Dans les premiers jours qui ont suivi l’arrivée des troupes russes sur le sol ukrainien le 24 février, l’inquiétude s’est propagée autour de la Lituanie, qui est une république indépendante depuis 1990 et membre de l’Otan depuis 2004.

« Cela a suscité beaucoup de craintes historiques dans mon pays », a déclaré Linas Kojala, directeur du groupe de réflexion du Centre d’études sur l’Europe de l’Est. « J’ai reçu des dizaines de messages d’amis demandant ce qui allait se passer ensuite. Certains ont demandé s’ils devaient quitter le pays, peut-être en Espagne ou au Portugal. Il suffit de regarder une carte de la région pour se sentir mal à l’aise.

Le plus méridional des trois pays baltes de l’UE, la Lituanie borde Kaliningrad à l’ouest et la Biélorussie à l’est – un couloir militaire entre l’enclave et l’État client couperait les États baltes du reste de l’Europe.

Mais quelques jours après le début de l’invasion russe, l’anxiété dans les pays baltes s’était transformée en détermination. Dans le centre de Vilnius, les drapeaux ukrainiens sont plus nombreux que les lituaniens, avec le jaune et le bleu drapés autour des bâtiments gouvernementaux, pulvérisés sur les murs de la vieille ville ou enroulés comme des écharpes autour des mannequins devant les magasins.

Le 1er avril, la Lituanie est devenue le premier pays de l’UE à annoncer qu’elle avait abandonné le gaz russe, pour répondre à ses besoins énergétiques via un terminal GNL flottant dans la ville portuaire de Klaipėda.

La nageuse championne lituanienne Rūta Meilutytė dans l'étang s'est teinte en rouge devant l'ambassade de Russie à Vilnius.
La championne de natation lituanienne Rūta Meilutytė se baigne dans l’étang teint en rouge sang devant l’ambassade de Russie à Vilnius. Photo : Andrius Repsys/AP

Il a également été l’un des premiers pays de l’UE à dégrader ses relations diplomatiques avec le Kremlin après que des informations faisant état de crimes de guerre ont émergé de Bucha, retirant son propre haut diplomate de Moscou et demandant à l’ambassadeur de Russie de quitter la capitale lituanienne.

Le message a été visuellement souligné par une performance artistique à deux pas de la base diplomatique de la Fédération de Russie à Vilnius : mercredi matin dernier, la championne olympique lituanienne Rūta Meilutytė s’est baignée dans un étang voisin qui avait été coloré en rouge sang avec un colorant naturel.

« Nous voulions rappeler aux gens à quel point il est important de continuer à regarder ce que fait l’agression russe », a déclaré Berta Tilmantaite, journaliste et artiste qui a aidé à organiser la manifestation. «Je peux comprendre pourquoi les gens détournent le regard ou se lassent des nouvelles.

« Mais en Lituanie, nous connaissons la Russie, et nous n’avons pas peur en ce moment », a déclaré Tilmantaite au Observateur. « Nous ressentons beaucoup de détermination. »

Quiconque souhaite savoir ce qui motive la position proéminente de la Lituanie à ce stade de l’histoire n’a pas besoin de chercher beaucoup plus loin que le Musée des occupations et des combats pour la liberté de Vilnius.

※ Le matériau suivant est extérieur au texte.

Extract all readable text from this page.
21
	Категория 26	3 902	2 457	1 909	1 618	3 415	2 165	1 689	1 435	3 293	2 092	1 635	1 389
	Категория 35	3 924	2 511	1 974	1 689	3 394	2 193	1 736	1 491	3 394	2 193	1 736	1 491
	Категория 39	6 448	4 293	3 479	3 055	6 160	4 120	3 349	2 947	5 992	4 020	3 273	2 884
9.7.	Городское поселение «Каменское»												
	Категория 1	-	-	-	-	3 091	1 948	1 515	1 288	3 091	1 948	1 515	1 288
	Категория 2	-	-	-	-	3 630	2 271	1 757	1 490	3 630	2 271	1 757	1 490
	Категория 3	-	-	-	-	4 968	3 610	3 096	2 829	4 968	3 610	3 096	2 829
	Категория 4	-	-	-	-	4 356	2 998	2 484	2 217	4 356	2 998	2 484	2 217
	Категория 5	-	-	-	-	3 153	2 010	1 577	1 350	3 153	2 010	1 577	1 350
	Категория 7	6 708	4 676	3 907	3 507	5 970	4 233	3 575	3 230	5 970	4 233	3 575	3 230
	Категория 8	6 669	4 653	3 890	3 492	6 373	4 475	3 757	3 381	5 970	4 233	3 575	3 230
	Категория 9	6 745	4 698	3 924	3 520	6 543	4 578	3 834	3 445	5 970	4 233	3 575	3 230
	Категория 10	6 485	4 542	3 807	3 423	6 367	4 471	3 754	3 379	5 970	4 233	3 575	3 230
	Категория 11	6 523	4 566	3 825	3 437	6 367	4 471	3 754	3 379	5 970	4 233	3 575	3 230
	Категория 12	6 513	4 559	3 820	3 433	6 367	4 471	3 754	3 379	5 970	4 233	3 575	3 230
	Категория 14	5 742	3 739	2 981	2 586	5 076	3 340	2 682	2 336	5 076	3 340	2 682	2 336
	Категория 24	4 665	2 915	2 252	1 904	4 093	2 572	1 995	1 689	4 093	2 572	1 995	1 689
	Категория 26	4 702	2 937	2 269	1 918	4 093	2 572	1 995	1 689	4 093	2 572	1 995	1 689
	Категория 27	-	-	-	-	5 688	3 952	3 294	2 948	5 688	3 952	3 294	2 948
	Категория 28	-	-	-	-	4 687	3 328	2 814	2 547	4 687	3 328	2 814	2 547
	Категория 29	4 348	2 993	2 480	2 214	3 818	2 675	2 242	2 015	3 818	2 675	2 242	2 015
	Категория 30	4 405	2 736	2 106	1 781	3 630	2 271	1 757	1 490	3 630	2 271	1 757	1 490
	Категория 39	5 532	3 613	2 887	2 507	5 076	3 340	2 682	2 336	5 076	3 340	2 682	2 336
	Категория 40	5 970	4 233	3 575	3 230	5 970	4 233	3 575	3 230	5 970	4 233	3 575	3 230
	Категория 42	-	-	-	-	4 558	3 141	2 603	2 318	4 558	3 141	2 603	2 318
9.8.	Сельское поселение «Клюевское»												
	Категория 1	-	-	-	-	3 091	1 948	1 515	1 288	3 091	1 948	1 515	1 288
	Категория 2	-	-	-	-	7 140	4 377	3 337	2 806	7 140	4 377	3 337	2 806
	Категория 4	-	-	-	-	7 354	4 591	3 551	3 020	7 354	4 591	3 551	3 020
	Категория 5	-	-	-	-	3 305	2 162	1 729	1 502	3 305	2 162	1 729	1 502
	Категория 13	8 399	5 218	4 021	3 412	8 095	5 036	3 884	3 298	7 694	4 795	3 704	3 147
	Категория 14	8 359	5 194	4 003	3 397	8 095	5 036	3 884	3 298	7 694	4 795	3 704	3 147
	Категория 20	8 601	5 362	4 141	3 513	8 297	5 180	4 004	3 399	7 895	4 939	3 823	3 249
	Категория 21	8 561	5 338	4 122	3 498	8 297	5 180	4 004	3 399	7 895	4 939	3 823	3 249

Situé dans l’ancien quartier général du KGB en face de la place Lukiškės, le musée raconte comment l’Union soviétique, en juin 1940, a lancé à la Lituanie un ultimatum pour permettre aux troupes de l’Armée rouge de franchir ses frontières.

Les tensions entre Moscou et Vilnius avaient augmenté après que le ministre soviétique des Affaires étrangères ait accusé la Lituanie d’avoir torturé et tué trois de ses soldats. Alors que les troupes russes massées à ses frontières étaient déjà plus nombreuses que les siennes, le gouvernement lituanien a remis le pays à un régime fantoche. La majeure partie de l’espace d’exposition du musée est réservée aux partisans qui ont néanmoins continué à se battre pour l’indépendance.

Migle Kriksciunaite, 25 ans, visitait le musée sous le soleil de l’après-midi avec ses parents. Y a-t-il des leçons que le reste de l’Europe pourrait tirer de l’histoire de la Lituanie ? « La leçon que nous enseigne notre histoire est assez simple », a-t-elle déclaré. « Battez-vous pour votre liberté. C’est aussi simple que ça.